Aux confins de la légende et de l’Histoire se trouvent les origines lointaines de Rome, et, en particulier, la geste de Romulus, fondateur de la Ville.

Dans son Histoire romaine, l’historien Tite-Live rapporte l’enlèvement de Sabines par Romulus et ses hommes, parce que la toute nouvelle cité manquait de femmes. Cela déclencha des combats multiples entre les Romains et leurs voisins, Sabins ou Antemnates (habitants d’Antemnes, ville des Sabins).
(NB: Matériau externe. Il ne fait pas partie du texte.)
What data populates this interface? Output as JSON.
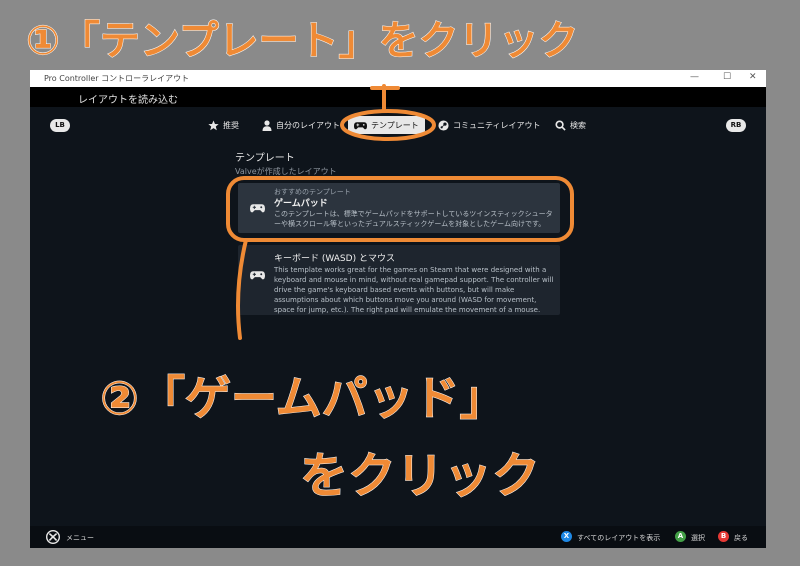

À la première attaque, au premier cri de guerre, les Antemnates sont mis en fuite, leur ville prise. Alors Hersilie, femme de Romulus, obsédée par les supplications de ses compagnes enlevées, profite de l’enivrement d’une double victoire pour supplier le vainqueur de faire grâce à leurs parents et de les recevoir dans la ville naissante : c’est le moyen, selon elle, d’en accroître la puissance par la concorde. Elle l’obtient sans peine (Histoire romaine, I, 9-11, traduction en italiques de M. Nisard, 1864).

Dans le palais de Gödöllö, en Hongrie — rendu célèbre par l’Impératrice Sissi qui en fit son domaine d’élection au détriment de l’Autriche et du palais impérial de Vienne — j’ai vu deux gravures au thème romain. La première, sous-titrée Hersilia (nom latin d’Hersilie), représente la scène décrite par Tite-Live. 

Sur la photo de droite, le groupe de personnages se détachant sur fond de combat entre Romains et Sabins montre Romulus en imperator (général en chef) interpellé par une femme debout, tandis qu’une autre femme accroupie, un enfant accroché à son cou, touche le genou de Romulus (signe de supplication). Laquelle de ces deux héroïnes est Hersilie ? Je pense que c’est celle qui parle — car c’est ce qui correspond le mieux au récit de Tite-Live, censé rapporter ses paroles (c’est le moyen, selon elle, d’en accroître la puissance par la concorde). Si l’on en croit Tite-Live, Romulus aurait donc cédé non par pitié (devant la posture de la femme à l’enfant), mais par calcul politique (acceptant les arguments de son épouse, une Sabine) — victoire finalement prestigieuse pour le couple !

L’auteur des gravures est anonyme, et leur date inconnue. Cependant, elles ont des critères du classicisme, ou du néo-classicisme, européen. Les vêtements drapés ainsi que les cheveux bouclés et coiffés des héroïnes, les cuirasses et casques ainsi que la barbe des guerriers derrière l’imperator romain portant le paludamentum (manteau pourpre) — tout cela permet de penser que le peintre, sans éviter l’anachronisme, a pu s’inspirer de tableaux tels la rencontre de Vénus et Énée, peinte par Piero de Cortone (1631) ou L’enlèvement des Sabines peint par Nicolas Poussin (1637) et, plus tard, par Jacques-Louis David (1799) — visibles au musée du Louvre, à Paris.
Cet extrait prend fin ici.